You’ve likely heard of major players such as Uber and Airbnb, but you may not be aware of the broader on-demand app economy, which reached a value of nearly $60 billion in 2018. Early examples of the on-demand approach opened the door for new companies to work mobile app development in order to disrupt a wide range of industries, and healthcare is no exception.
Many industry experts believe that on-demand services have the potential to bring back home medical visits, the preferred format for much of the 20th century. New startups are already providing exciting insights into how the future of healthcare will be affected by the availability of on-demand services.
The Rise and Fall of the House Call
It was common for doctors to visit patients in their homes through much of the 1980s. This approach prioritizes the patient’s comfort and was displaced by the expansion of medical equipment and efficiency of the modern hospital. But, on-demand solutions are attempting to utilize the house call and bring your doctor back to you.
The average first-time appointment in the United States carries a wait time of over three weeks, so it’s clear that our existing system includes some substantial inefficiencies. On-demand healthcare offers a potential solution to these issues by giving customers the opportunity to schedule home appointments on shorter notice.
Why Is On-demand Healthcare So Effective?
The on-demand approach isn’t expected to be viable for more specialized services like emergency room visits or surgeries. That said, many advocates and professionals believe it has the potential to play an important role in the future of our healthcare system, citing a variety of reasons.

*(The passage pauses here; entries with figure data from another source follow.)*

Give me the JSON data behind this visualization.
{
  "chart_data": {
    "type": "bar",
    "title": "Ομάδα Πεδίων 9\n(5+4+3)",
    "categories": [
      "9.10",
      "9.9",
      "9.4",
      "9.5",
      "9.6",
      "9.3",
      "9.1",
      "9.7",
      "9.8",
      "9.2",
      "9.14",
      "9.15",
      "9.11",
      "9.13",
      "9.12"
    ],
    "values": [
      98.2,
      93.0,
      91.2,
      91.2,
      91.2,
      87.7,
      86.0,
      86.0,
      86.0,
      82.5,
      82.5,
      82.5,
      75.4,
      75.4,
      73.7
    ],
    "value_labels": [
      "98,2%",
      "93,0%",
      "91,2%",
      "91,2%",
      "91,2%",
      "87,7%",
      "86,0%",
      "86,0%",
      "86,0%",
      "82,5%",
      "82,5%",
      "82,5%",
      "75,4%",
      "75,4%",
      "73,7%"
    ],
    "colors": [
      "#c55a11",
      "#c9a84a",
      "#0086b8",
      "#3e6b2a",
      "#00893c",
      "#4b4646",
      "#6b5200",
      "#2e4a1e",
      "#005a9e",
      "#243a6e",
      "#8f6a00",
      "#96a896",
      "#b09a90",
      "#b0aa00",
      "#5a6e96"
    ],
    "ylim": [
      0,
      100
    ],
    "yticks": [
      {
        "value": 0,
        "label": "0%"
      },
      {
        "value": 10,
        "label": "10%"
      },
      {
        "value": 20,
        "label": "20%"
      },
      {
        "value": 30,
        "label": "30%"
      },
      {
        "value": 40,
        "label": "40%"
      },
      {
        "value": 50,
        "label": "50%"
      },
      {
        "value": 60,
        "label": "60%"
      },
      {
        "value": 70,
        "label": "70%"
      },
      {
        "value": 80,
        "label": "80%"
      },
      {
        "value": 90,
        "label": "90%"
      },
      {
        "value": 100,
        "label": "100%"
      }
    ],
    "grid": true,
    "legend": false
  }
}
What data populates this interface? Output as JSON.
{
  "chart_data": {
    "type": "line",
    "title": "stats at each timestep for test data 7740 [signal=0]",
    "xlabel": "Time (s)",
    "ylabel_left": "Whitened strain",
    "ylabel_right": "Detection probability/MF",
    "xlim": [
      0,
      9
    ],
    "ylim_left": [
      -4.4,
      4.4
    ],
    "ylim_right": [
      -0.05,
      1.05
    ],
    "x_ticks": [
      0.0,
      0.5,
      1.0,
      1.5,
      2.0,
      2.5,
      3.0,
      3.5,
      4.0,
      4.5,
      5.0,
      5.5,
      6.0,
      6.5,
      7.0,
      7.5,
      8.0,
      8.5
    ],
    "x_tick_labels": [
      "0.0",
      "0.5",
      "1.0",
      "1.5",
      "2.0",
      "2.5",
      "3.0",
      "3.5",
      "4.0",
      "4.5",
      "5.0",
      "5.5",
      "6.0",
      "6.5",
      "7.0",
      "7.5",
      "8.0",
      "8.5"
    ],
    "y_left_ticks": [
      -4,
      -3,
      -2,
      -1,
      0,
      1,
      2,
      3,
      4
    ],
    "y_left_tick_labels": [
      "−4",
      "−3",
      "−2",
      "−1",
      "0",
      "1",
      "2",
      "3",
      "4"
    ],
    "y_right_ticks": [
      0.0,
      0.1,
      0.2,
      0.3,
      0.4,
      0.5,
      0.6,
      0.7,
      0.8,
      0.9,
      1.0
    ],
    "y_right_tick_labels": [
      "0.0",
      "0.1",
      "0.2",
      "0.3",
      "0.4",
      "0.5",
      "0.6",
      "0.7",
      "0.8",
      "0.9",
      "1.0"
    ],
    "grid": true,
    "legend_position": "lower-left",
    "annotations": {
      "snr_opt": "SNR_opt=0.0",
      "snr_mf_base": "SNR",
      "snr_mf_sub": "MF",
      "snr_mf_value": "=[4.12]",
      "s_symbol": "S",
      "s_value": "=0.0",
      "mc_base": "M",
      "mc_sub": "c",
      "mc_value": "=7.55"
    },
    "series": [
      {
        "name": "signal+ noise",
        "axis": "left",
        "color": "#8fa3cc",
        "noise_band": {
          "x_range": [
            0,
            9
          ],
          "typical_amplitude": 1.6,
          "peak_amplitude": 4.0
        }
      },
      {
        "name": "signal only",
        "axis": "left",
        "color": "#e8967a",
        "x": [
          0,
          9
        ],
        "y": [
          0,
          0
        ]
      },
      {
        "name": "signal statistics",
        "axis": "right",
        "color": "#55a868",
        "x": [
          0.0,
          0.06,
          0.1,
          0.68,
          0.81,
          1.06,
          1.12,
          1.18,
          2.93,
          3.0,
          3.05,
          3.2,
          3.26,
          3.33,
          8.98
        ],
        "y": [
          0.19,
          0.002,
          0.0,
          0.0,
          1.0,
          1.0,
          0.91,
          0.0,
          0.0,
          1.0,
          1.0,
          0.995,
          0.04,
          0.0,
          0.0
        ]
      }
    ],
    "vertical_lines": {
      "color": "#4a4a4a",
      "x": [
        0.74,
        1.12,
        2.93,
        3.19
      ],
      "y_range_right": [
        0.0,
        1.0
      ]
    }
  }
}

First and most obvious is the opportunity for patients to set appointments without having to take time off of work or drive to a clinic. Similarly, doctors are also given additional flexibility in scheduling as they’re able to take on as many or as few visits as they want, possibly supplementing a more conventional position.
Price transparency has long been a serious consideration in the medical community, and on-demand healthcare offers users more openness regarding costs and services. Unlike, for example, a trip to the emergency room, an on-demand house call can be priced in advance—an important factor in the country with the most expensive healthcare in the world.
Our current medical system is flawed in more ways than one, and no individual or private solution will be able to overcome those inefficiencies to provide all Americans with the healthcare they need. That said, on-demand services are one of the most exciting upcoming opportunities and have the potential to change how healthcare works for both patients and doctors.